Shorthand entries in HCR Diaries: The transcript of the shorthand passages in HCR’s diaries is contained in three foolscap, hard-covered, exercise books. On the flyleaf of the first is written 'The Diaries of Henry Crabb Robinson. The passages in Shorthand deciphered and transcribed, with a key, by R. Travers Herford. Librarian. 1921. Vol. I. Diary Vols I – XII.' On the flyleaf of the second is written 'The Diaries of Henry Crabb Robinson. The passages in shorthand deciphered and transcribed by R. Travers Herford, Librarian, 1921. Vol. II. Diary Vols XIII – XXVII.'
The third volume has 'Shorthand passages in MSS. of H. Crabb Robinson deciphered and transcribed by R. Travers Herford.' This volume transcribes passages from the 1801 Journal, the Memorandum Book of 1804, and the series of Travel Diaries. Some of the entries are on loose sheets inserted, by both R. T. Herford and another. Some of the entries written in the volume are by Stephen K. Jones
Travel Diaries (HCR/2): It was HCR’s practice not to take his diary away with him when he travelled on holiday but to take another volume with him in which to record his activities. Apart from the first volume listed below, dating from his years in Germany, the Travel diaries extend from 1814 to 1866. Sometimes, on a much later journey, he used blank pages of an earlier volume to make his entries. Some of these volumes have accounts of money spent during the journey and at the places where he stayed. Occasionally, in after years, he added a few comments or other memoranda at the end of the entries.

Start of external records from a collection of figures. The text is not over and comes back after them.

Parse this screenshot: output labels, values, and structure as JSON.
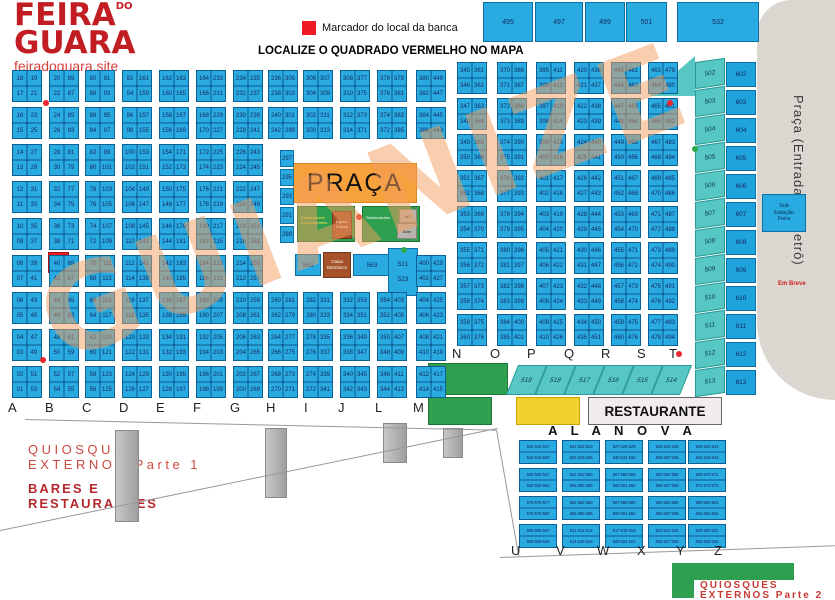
{
  "logo": {
    "line1": "FEIRA",
    "do": "DO",
    "line2": "GUARA",
    "site": "feiradoguara.site"
  },
  "legend": {
    "marker_label": "Marcador do local da banca",
    "title": "LOCALIZE O QUADRADO VERMELHO NO MAPA"
  },
  "colors": {
    "cell_blue": "#29abe2",
    "teal": "#56c7c3",
    "green": "#2e9e4f",
    "yellow": "#f2d12e",
    "orange": "#f6a13c",
    "marker_red": "#ed1c24",
    "brown": "#a5522a",
    "metro_gray": "#dcd6d0"
  },
  "watermark": {
    "text": "GUIANIZE"
  },
  "praca": {
    "label": "PRAÇA"
  },
  "green_left": {
    "line1": "Restaurantes",
    "line2": "e Lanchonetes",
    "stage1": "Espaço",
    "stage2": "Cultural"
  },
  "green_right": {
    "label": "Restaurantes",
    "wc": "WC",
    "adm": "Adm"
  },
  "mid_boxes": {
    "b583": "583",
    "caixa1": "Caixa",
    "caixa2": "Eletrônico",
    "b563": "563",
    "b521": "521",
    "b523": "523"
  },
  "metro": {
    "label": "Praça (Entrada do Metrô)",
    "em_breve": "Em Breve",
    "sub1": "Sub",
    "sub2": "Estação",
    "sub3": "Feira"
  },
  "restaurante_label": "RESTAURANTE",
  "ala_nova_title": "A L A   N O V A",
  "bottom_labels": {
    "quiosques1a": "QUIOSQUES",
    "quiosques1b": "EXTERNOS Parte 1",
    "bares1": "BARES E",
    "bares2": "RESTAURANTES",
    "quiosques2a": "QUIOSQUES",
    "quiosques2b": "EXTERNOS Parte 2"
  },
  "top_boxes": [
    [
      483,
      50,
      "495"
    ],
    [
      535,
      48,
      "497"
    ],
    [
      585,
      40,
      "499"
    ],
    [
      626,
      41,
      "501"
    ],
    [
      677,
      82,
      "532"
    ]
  ],
  "right_strip": {
    "teal": [
      "502",
      "503",
      "504",
      "505",
      "506",
      "507",
      "508",
      "509",
      "510",
      "511",
      "512",
      "513"
    ],
    "squares": [
      "602",
      "603",
      "604",
      "605",
      "606",
      "607",
      "608",
      "609",
      "610",
      "611",
      "612",
      "613"
    ]
  },
  "teal_bottom": [
    "519",
    "518",
    "517",
    "516",
    "515",
    "514"
  ],
  "letters": {
    "bottom": [
      [
        "A",
        8
      ],
      [
        "B",
        45
      ],
      [
        "C",
        82
      ],
      [
        "D",
        119
      ],
      [
        "E",
        156
      ],
      [
        "F",
        193
      ],
      [
        "G",
        230
      ],
      [
        "H",
        266
      ],
      [
        "I",
        304
      ],
      [
        "J",
        338
      ],
      [
        "L",
        375
      ],
      [
        "M",
        413
      ]
    ],
    "mid": [
      [
        "N",
        452
      ],
      [
        "O",
        490
      ],
      [
        "P",
        527
      ],
      [
        "Q",
        564
      ],
      [
        "R",
        601
      ],
      [
        "S",
        637
      ],
      [
        "T",
        669
      ]
    ],
    "ala": [
      [
        "U",
        511
      ],
      [
        "V",
        556
      ],
      [
        "W",
        597
      ],
      [
        "X",
        637
      ],
      [
        "Y",
        676
      ],
      [
        "Z",
        714
      ]
    ]
  },
  "left_grid": {
    "blocks": [
      [
        12,
        70,
        "18,19,17,21"
      ],
      [
        12,
        107,
        "16,23,15,25"
      ],
      [
        12,
        144,
        "14,27,13,29"
      ],
      [
        12,
        181,
        "12,31,11,33"
      ],
      [
        12,
        218,
        "10,35,09,37"
      ],
      [
        12,
        255,
        "08,39,07,41"
      ],
      [
        12,
        292,
        "06,43,05,45"
      ],
      [
        12,
        329,
        "04,47,03,49"
      ],
      [
        12,
        366,
        "02,51,01,53"
      ],
      [
        49,
        70,
        "20,89,22,87"
      ],
      [
        49,
        107,
        "24,85,26,83"
      ],
      [
        49,
        144,
        "28,81,30,79"
      ],
      [
        49,
        181,
        "32,77,34,75"
      ],
      [
        49,
        218,
        "36,73,38,71"
      ],
      [
        49,
        255,
        "40,69,42,67"
      ],
      [
        49,
        292,
        "44,65,46,63"
      ],
      [
        49,
        329,
        "48,61,50,59"
      ],
      [
        49,
        366,
        "52,57,54,55"
      ],
      [
        85,
        70,
        "90,91,88,93"
      ],
      [
        85,
        107,
        "86,95,84,97"
      ],
      [
        85,
        144,
        "82,99,80,101"
      ],
      [
        85,
        181,
        "78,103,76,105"
      ],
      [
        85,
        218,
        "74,107,72,109"
      ],
      [
        85,
        255,
        "70,111,68,113"
      ],
      [
        85,
        292,
        "66,115,64,117"
      ],
      [
        85,
        329,
        "62,119,60,121"
      ],
      [
        85,
        366,
        "58,123,56,125"
      ],
      [
        122,
        70,
        "92,161,94,159"
      ],
      [
        122,
        107,
        "96,157,98,155"
      ],
      [
        122,
        144,
        "100,153,102,151"
      ],
      [
        122,
        181,
        "104,149,106,147"
      ],
      [
        122,
        218,
        "108,145,110,143"
      ],
      [
        122,
        255,
        "112,141,114,139"
      ],
      [
        122,
        292,
        "116,137,118,135"
      ],
      [
        122,
        329,
        "120,133,122,131"
      ],
      [
        122,
        366,
        "124,129,126,127"
      ],
      [
        159,
        70,
        "162,163,160,165"
      ],
      [
        159,
        107,
        "158,167,156,169"
      ],
      [
        159,
        144,
        "154,171,152,173"
      ],
      [
        159,
        181,
        "150,175,148,177"
      ],
      [
        159,
        218,
        "146,179,144,181"
      ],
      [
        159,
        255,
        "142,183,140,185"
      ],
      [
        159,
        292,
        "138,187,136,189"
      ],
      [
        159,
        329,
        "134,191,132,193"
      ],
      [
        159,
        366,
        "130,195,128,197"
      ],
      [
        196,
        70,
        "164,233,166,231"
      ],
      [
        196,
        107,
        "168,229,170,227"
      ],
      [
        196,
        144,
        "172,225,174,223"
      ],
      [
        196,
        181,
        "176,221,178,219"
      ],
      [
        196,
        218,
        "180,217,182,215"
      ],
      [
        196,
        255,
        "184,213,186,211"
      ],
      [
        196,
        292,
        "188,209,190,207"
      ],
      [
        196,
        329,
        "192,205,194,203"
      ],
      [
        196,
        366,
        "196,201,198,199"
      ],
      [
        233,
        70,
        "234,235,232,237"
      ],
      [
        233,
        107,
        "230,239,228,241"
      ],
      [
        233,
        144,
        "226,243,224,245"
      ],
      [
        233,
        181,
        "222,247,220,249"
      ],
      [
        233,
        218,
        "218,251,216,253"
      ],
      [
        233,
        255,
        "214,255,212,257"
      ],
      [
        233,
        292,
        "210,259,208,261"
      ],
      [
        233,
        329,
        "206,263,204,265"
      ],
      [
        233,
        366,
        "202,267,200,269"
      ],
      [
        268,
        70,
        "236,305,238,303"
      ],
      [
        268,
        107,
        "240,301,242,299"
      ],
      [
        268,
        292,
        "260,281,262,279"
      ],
      [
        268,
        329,
        "264,277,266,275"
      ],
      [
        268,
        366,
        "268,273,270,271"
      ],
      [
        303,
        70,
        "306,307,304,309"
      ],
      [
        303,
        107,
        "302,311,300,313"
      ],
      [
        303,
        292,
        "282,331,280,333"
      ],
      [
        303,
        329,
        "278,335,276,337"
      ],
      [
        303,
        366,
        "274,339,272,341"
      ],
      [
        340,
        70,
        "308,377,310,375"
      ],
      [
        340,
        107,
        "312,373,314,371"
      ],
      [
        340,
        292,
        "332,353,334,351"
      ],
      [
        340,
        329,
        "336,349,338,347"
      ],
      [
        340,
        366,
        "340,345,342,343"
      ],
      [
        377,
        70,
        "378,379,376,381"
      ],
      [
        377,
        107,
        "374,383,372,385"
      ],
      [
        377,
        292,
        "354,403,352,405"
      ],
      [
        377,
        329,
        "350,407,348,409"
      ],
      [
        377,
        366,
        "346,411,344,413"
      ],
      [
        416,
        70,
        "380,449,382,447"
      ],
      [
        416,
        107,
        "384,445,386,443"
      ],
      [
        416,
        255,
        "400,429,402,427"
      ],
      [
        416,
        292,
        "404,425,406,423"
      ],
      [
        416,
        329,
        "408,421,410,419"
      ],
      [
        416,
        366,
        "412,417,414,415"
      ]
    ],
    "singles": [
      [
        280,
        150,
        "297"
      ],
      [
        280,
        169,
        "295"
      ],
      [
        280,
        188,
        "293"
      ],
      [
        280,
        207,
        "291"
      ],
      [
        280,
        226,
        "289"
      ]
    ]
  },
  "right_grid": {
    "blocks": [
      [
        457,
        62,
        "345,361,346,362"
      ],
      [
        457,
        98,
        "347,363,348,364"
      ],
      [
        457,
        134,
        "349,365,350,366"
      ],
      [
        457,
        170,
        "351,367,352,368"
      ],
      [
        457,
        206,
        "353,369,354,370"
      ],
      [
        457,
        242,
        "355,371,356,372"
      ],
      [
        457,
        278,
        "357,373,358,374"
      ],
      [
        457,
        314,
        "359,375,360,376"
      ],
      [
        497,
        62,
        "370,386,371,387"
      ],
      [
        497,
        98,
        "372,388,373,389"
      ],
      [
        497,
        134,
        "374,390,375,391"
      ],
      [
        497,
        170,
        "376,392,377,393"
      ],
      [
        497,
        206,
        "378,394,379,395"
      ],
      [
        497,
        242,
        "380,396,381,397"
      ],
      [
        497,
        278,
        "382,398,383,399"
      ],
      [
        497,
        314,
        "384,400,385,401"
      ],
      [
        536,
        62,
        "395,411,396,412"
      ],
      [
        536,
        98,
        "397,413,398,414"
      ],
      [
        536,
        134,
        "399,415,400,416"
      ],
      [
        536,
        170,
        "401,417,402,418"
      ],
      [
        536,
        206,
        "403,419,404,420"
      ],
      [
        536,
        242,
        "405,421,406,422"
      ],
      [
        536,
        278,
        "407,423,408,424"
      ],
      [
        536,
        314,
        "409,425,410,426"
      ],
      [
        574,
        62,
        "420,436,421,437"
      ],
      [
        574,
        98,
        "422,438,423,439"
      ],
      [
        574,
        134,
        "424,440,425,441"
      ],
      [
        574,
        170,
        "426,442,427,443"
      ],
      [
        574,
        206,
        "428,444,429,445"
      ],
      [
        574,
        242,
        "430,446,431,447"
      ],
      [
        574,
        278,
        "432,448,433,449"
      ],
      [
        574,
        314,
        "434,450,435,451"
      ],
      [
        611,
        62,
        "445,461,446,462"
      ],
      [
        611,
        98,
        "447,463,448,464"
      ],
      [
        611,
        134,
        "449,465,450,466"
      ],
      [
        611,
        170,
        "451,467,452,468"
      ],
      [
        611,
        206,
        "453,469,454,470"
      ],
      [
        611,
        242,
        "455,471,456,472"
      ],
      [
        611,
        278,
        "457,473,458,474"
      ],
      [
        611,
        314,
        "459,475,460,476"
      ],
      [
        648,
        62,
        "463,479,464,480"
      ],
      [
        648,
        98,
        "465,481,466,482"
      ],
      [
        648,
        134,
        "467,483,468,484"
      ],
      [
        648,
        170,
        "469,485,470,486"
      ],
      [
        648,
        206,
        "471,487,472,488"
      ],
      [
        648,
        242,
        "473,489,474,490"
      ],
      [
        648,
        278,
        "475,491,476,492"
      ],
      [
        648,
        314,
        "477,493,478,494"
      ]
    ]
  },
  "ala_nova": {
    "blocks": [
      [
        519,
        440,
        "515 516 517",
        "518 519 520"
      ],
      [
        562,
        440,
        "521 522 523",
        "524 525 526"
      ],
      [
        605,
        440,
        "527 528 529",
        "530 531 532"
      ],
      [
        648,
        440,
        "533 534 535",
        "536 537 538"
      ],
      [
        688,
        440,
        "539 540 541",
        "542 543 544"
      ],
      [
        519,
        468,
        "545 546 547",
        "548 549 550"
      ],
      [
        562,
        468,
        "551 552 553",
        "554 555 556"
      ],
      [
        605,
        468,
        "557 558 559",
        "560 561 562"
      ],
      [
        648,
        468,
        "563 564 565",
        "566 567 568"
      ],
      [
        688,
        468,
        "569 570 571",
        "572 573 574"
      ],
      [
        519,
        496,
        "575 576 577",
        "578 579 580"
      ],
      [
        562,
        496,
        "581 582 583",
        "584 585 586"
      ],
      [
        605,
        496,
        "587 588 589",
        "590 591 592"
      ],
      [
        648,
        496,
        "593 594 595",
        "596 597 598"
      ],
      [
        688,
        496,
        "599 600 601",
        "602 603 604"
      ],
      [
        519,
        524,
        "605 606 607",
        "608 609 610"
      ],
      [
        562,
        524,
        "611 612 613",
        "614 615 616"
      ],
      [
        605,
        524,
        "617 618 619",
        "620 621 622"
      ],
      [
        648,
        524,
        "623 624 625",
        "626 627 628"
      ],
      [
        688,
        524,
        "629 630 631",
        "632 633 634"
      ]
    ]
  },
  "dots": {
    "red": [
      [
        43,
        100
      ],
      [
        40,
        357
      ],
      [
        676,
        351
      ],
      [
        667,
        100
      ],
      [
        356,
        214
      ]
    ],
    "green": [
      [
        401,
        247
      ],
      [
        692,
        146
      ]
    ]
  }
}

Reminiscences (HCR/3) HCR begun his reminiscences in 1845 and continued them until October 1859, writing on quarto folded sheets, now fixed in four volumes. The first volume (HCR/3/1) begins with an account of his family and childhood years, then covers the years 1790-1809 (ff. 443); the second volume spans 1810-1825 (ff.443); the third volume spans 1826-1833 (ff. 440); the forth volume spans 1834-1843 (ff. 426) followed by remiscences on Coleridge, Wordsworh, Lamb and other significant literary figures contuning to 1829 and written in the period 1849-1851.
Anecdotes and Memoranda (HCR/4) This section comprises a volume which formerly bound five small notebooks (now disbinded). A notebook, commenced in 1834, of anecdotes 'not taken from print', the first three pages being 'copied from an old book begun in 1815 and lost'. Contains 173 anecdotes, the last entered in 1864, the date of a further note inscribed on the inside of the front cover:
'Jemima Robinson's Registry of births & deaths of her family.' Notes made by Jemima Robson, née Crabb, 1736-1793, mother of HCR.
'Itinerary of foreign travel from April 3rd. 1800 to Novemeber 1838. Subsequent itinerary and other items less regularly kept to the end of 1851'.
Memoranda 1807 Jan: 21 to Decr 31. [In German.] Memoranda July 19 1808 Jany. 18 1809. [In English and German.] Loose at the end a copy of HCR’s paper: 'Dissenters’ Chapels Bill. Brief reply to the allegations contained in the petitions or Resolutions of the opponents to the Bill. Written in 1844'. see Bundle 5.XV. [This copy given to the Library by Rev. Richard Acland Armstrong, 3 Jun 1903, according to the note by F. H. Jones.]
Correspondence (HCR/5): The greater part of HCR’s correspondence is fixed in thirty-two quarto volumes, to each of which is appended a list of the contents. At the beginning of the first volume is some older family correspondence and at the conclusion of the last volume are some items of earlier years previously omitted. Occasionally a letter has been wrongly dated and appears out of the chronological sequence.
Robinson was apprenticed to an attorney in Colchester at the age of fourteen. There he began to read, first using his master’s library and then borrowing books for a penny a night from the town’s circulating library. He eventually built up an exceptional private library of his own, and his collection of German works attracted a number of scholars including George Eliot. Robinson gave many books away towards the end of his life. A selection of the remaining books went to Dr Williams’s Library, of which Robinson was a trustee; and some books, especially those that had gone to Edwin Wilkins Field, were donated to the Library in the early twentieth century. A portion of the German volumes contain Robinson’s own marginalia, and since they stand in particular need of conservation, would be suitable items for adoption.